Immediately after Chavez climbed in, Clark had asked, “What’s the word?”
“Same three or four guys downstairs at the back of the building. Four guys at the front entrance, too.”
“Anything else?”
“Yep. We aren’t the only ones interested in that apartment.”
“No?”
“Beige Citroën four-door. This side of the road, in the parking lot on the other side of that building there on the left. Male driver. Female passenger. Both black, in their thirties.”
“Surveillance,” Clark said. Chavez wouldn’t have mentioned them if they weren’t.
“Yeah. They were subtle enough, but they have line of sight on Rokki’s place, and we’ve got eyes on the entrance to that parking lot and didn’t see the car arrive, which means they’ve been there since before we got here. So, yeah, they are definitely watchers. Who do you think they are?”

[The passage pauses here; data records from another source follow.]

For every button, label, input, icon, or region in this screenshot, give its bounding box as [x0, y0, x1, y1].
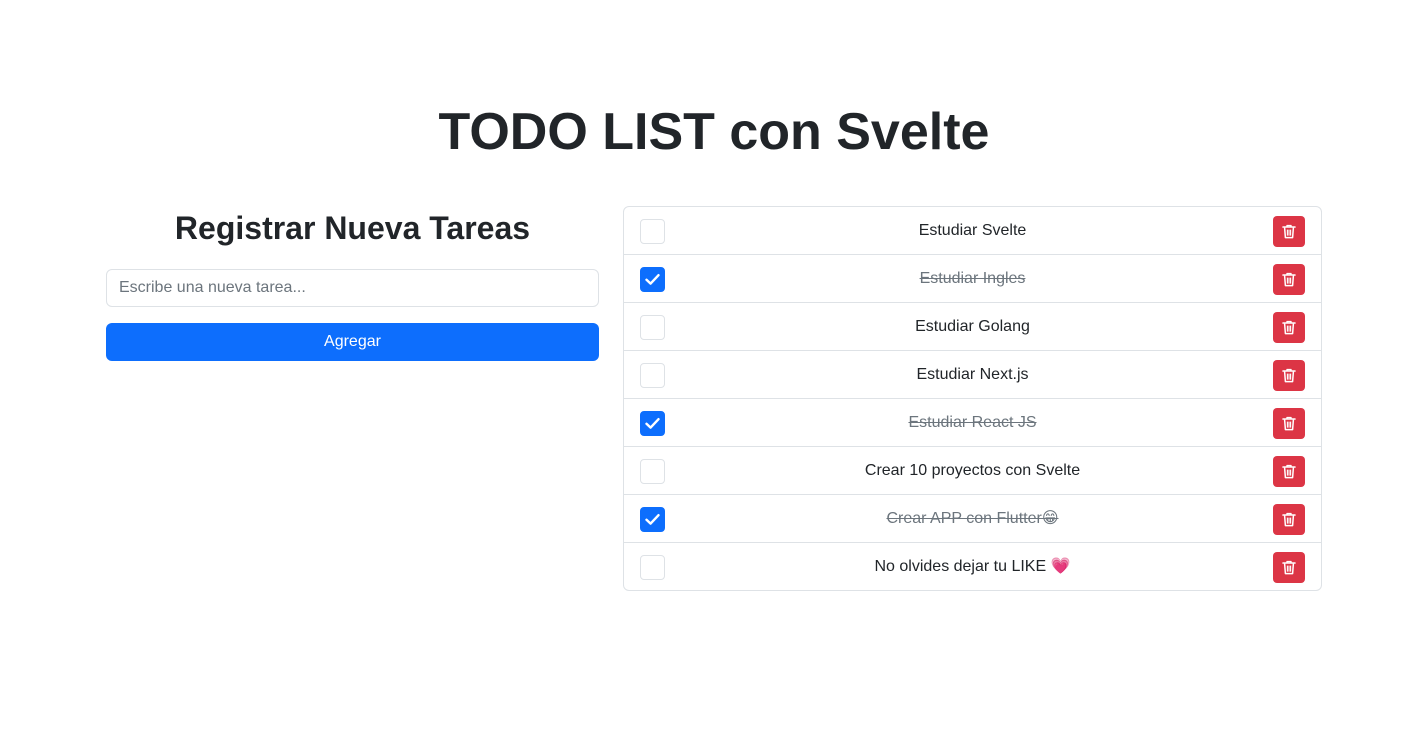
trash-icon [1282, 512, 1296, 527]
todo-checkbox[interactable] [640, 555, 665, 580]
trash-icon [1282, 560, 1296, 575]
check-icon [645, 514, 660, 525]
todo-text: Crear APP con Flutter😁 [886, 510, 1059, 527]
todo-text: Estudiar React JS [908, 414, 1037, 431]
add-button[interactable]: Agregar [106, 323, 599, 361]
todo-text: Crear 10 proyectos con Svelte [864, 462, 1081, 479]
trash-icon [1282, 224, 1296, 239]
todo-checkbox[interactable] [640, 459, 665, 484]
delete-button[interactable] [1273, 456, 1305, 487]
todo-text: Estudiar Next.js [916, 366, 1029, 383]
trash-icon [1282, 272, 1296, 287]
todo-checkbox[interactable] [640, 363, 665, 388]
new-task-form: Registrar Nueva Tareas Agregar [106, 206, 599, 361]
todo-item: Crear APP con Flutter😁 [624, 495, 1321, 543]
trash-icon [1282, 368, 1296, 383]
todo-text: No olvides dejar tu LIKE 💗 [874, 558, 1071, 575]
delete-button[interactable] [1273, 408, 1305, 439]
todo-item: Estudiar Svelte [624, 207, 1321, 255]
todo-item: Estudiar Ingles [624, 255, 1321, 303]
todo-item: Estudiar Golang [624, 303, 1321, 351]
todo-item: Estudiar React JS [624, 399, 1321, 447]
todo-checkbox[interactable] [640, 411, 665, 436]
delete-button[interactable] [1273, 312, 1305, 343]
todo-text: Estudiar Golang [915, 318, 1030, 335]
todo-checkbox[interactable] [640, 267, 665, 292]
delete-button[interactable] [1273, 360, 1305, 391]
page: TODO LIST con Svelte Registrar Nueva Tar… [0, 0, 1416, 755]
delete-button[interactable] [1273, 264, 1305, 295]
trash-icon [1282, 464, 1296, 479]
new-task-input[interactable] [106, 269, 599, 307]
check-icon [645, 274, 660, 285]
todo-text: Estudiar Ingles [919, 270, 1026, 287]
todo-text: Estudiar Svelte [918, 222, 1027, 239]
todo-checkbox[interactable] [640, 315, 665, 340]
todo-item: No olvides dejar tu LIKE 💗 [624, 543, 1321, 590]
trash-icon [1282, 320, 1296, 335]
delete-button[interactable] [1273, 504, 1305, 535]
todo-checkbox[interactable] [640, 507, 665, 532]
form-title: Registrar Nueva Tareas [174, 210, 531, 246]
delete-button[interactable] [1273, 552, 1305, 583]
check-icon [645, 418, 660, 429]
page-title: TODO LIST con Svelte [438, 103, 990, 161]
todo-list: Estudiar Svelte Estudiar Ingles Estudiar… [623, 206, 1322, 591]
todo-item: Estudiar Next.js [624, 351, 1321, 399]
todo-item: Crear 10 proyectos con Svelte [624, 447, 1321, 495]
delete-button[interactable] [1273, 216, 1305, 247]
trash-icon [1282, 416, 1296, 431]
todo-checkbox[interactable] [640, 219, 665, 244]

“DCRI would be my first guess. If I’m right about that, then there will be more cars around here; they probably have a surveillance box set up, but I doubt we’re inside it. They are probably closer than we are because they won’t all need to have eyes on the target. They would just tuck into the parking lots and stay in comms with each other. I’m glad the French are watching these guys, but I sure as hell wish they had some stronger measures on their plate. It would be nice for them to pick Rokki up, give him a shake, and see what falls out.”
“Keep dreaming, John. Not the French. The CIA used to do a little of that, before Kealty put the kibosh on offending terrorists.”
“Heads up, Ding,” John said suddenly. A pair of young toughs walked by on the left from behind. Both men slowed and looked into the van. John and Ding were somewhat concealed behind the heavy tint, but they were by no means invisible. Clark stared back at the two young African immigrants for a long moment.
Then the men walked on.
Clark’s steely-eyed gaze had won the encounter, but they were prepared if they had to actually talk to the locals. The two American spies never worked any operation without a plausible cover for action, a reason to be in a location other than the actual motive. Both men had worked under so many covers over the years, oftentimes preparing themselves on the fly, that they possessed the abilities of well-trained actors.